Kindly Contributed by Fen Montaigne Author of Fraser's Penguins.
Torgersen Island, which is customarily visited by expedition ships visiting the U.S. Palmer Station, is a bustling place during the day. Two of the largest remaining Adelie penguin colonies in the region are on the north side of Torgersen, and lines of adult Adelies shuttle to and from the sea as they scramble to feed their rapidly growing chicks. In the long summer twilight, however, Torgersen Island quiets down.
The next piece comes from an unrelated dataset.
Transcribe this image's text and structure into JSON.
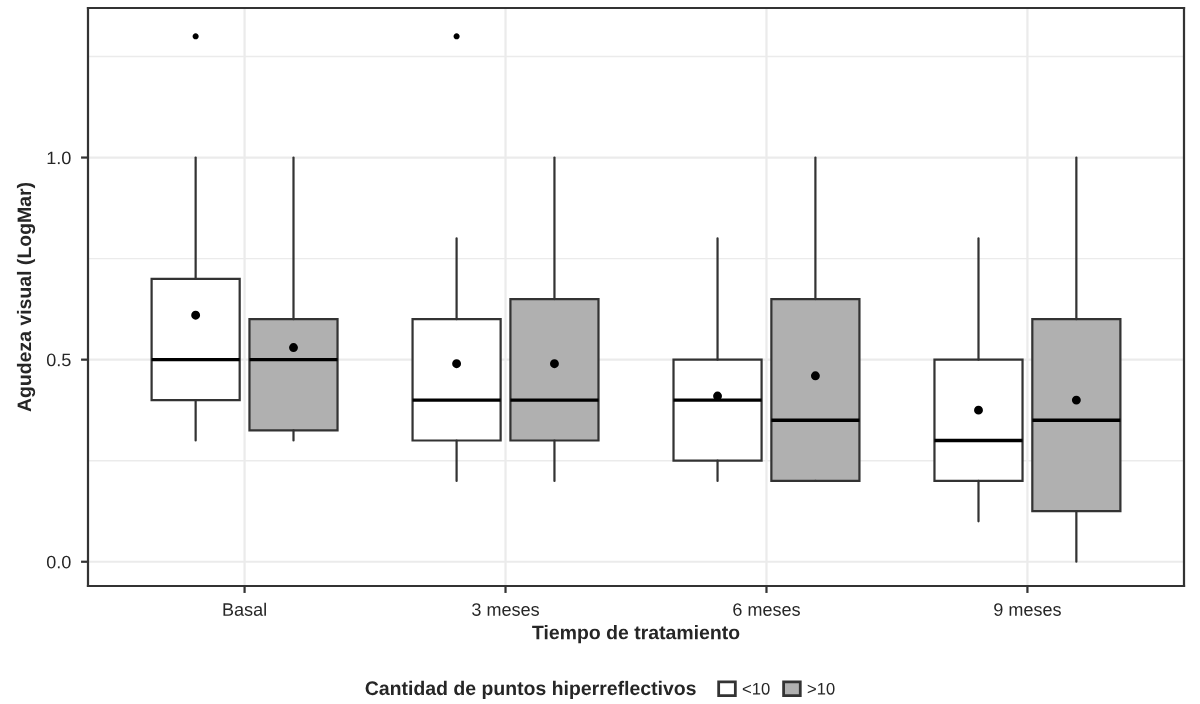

As the reproductive season draws to a close, exhausted adult Adelies gather on remnant snowbanks on the island's south shore, far from their wheedling offspring. I spent a couple of nights on Torgersen Island, and sat for long periods of time watching these adult penguins. Dozens of Adelies slept nearby, still as statues in the fading light. Others stood on the snow, having just come in from the sea, and shook their heads, swished their tails, and preened their black and white feathers. They went silently about their business, their poses dignified and stoic as they prepared to continue the feeding of their large and hungry chicks. To the east, the glaciated, sawtooth peaks that run down the spine of the Antarctic Peninsula were illuminated by a soft, pink light. Out to sea, long, tabular icebergs were sillhouetted against a golden band of sky.
Engrossed in the scene, I failed to notice that two penguins have silently walked to within ten feet of me. They had lain down on the cobble and seemed to be asleep, their eyes gently opening and closing. Turning around to look at the penguin rookery, I saw scores of Adelies walking silently toward me, their breasts faintly glowing white in the last of the light.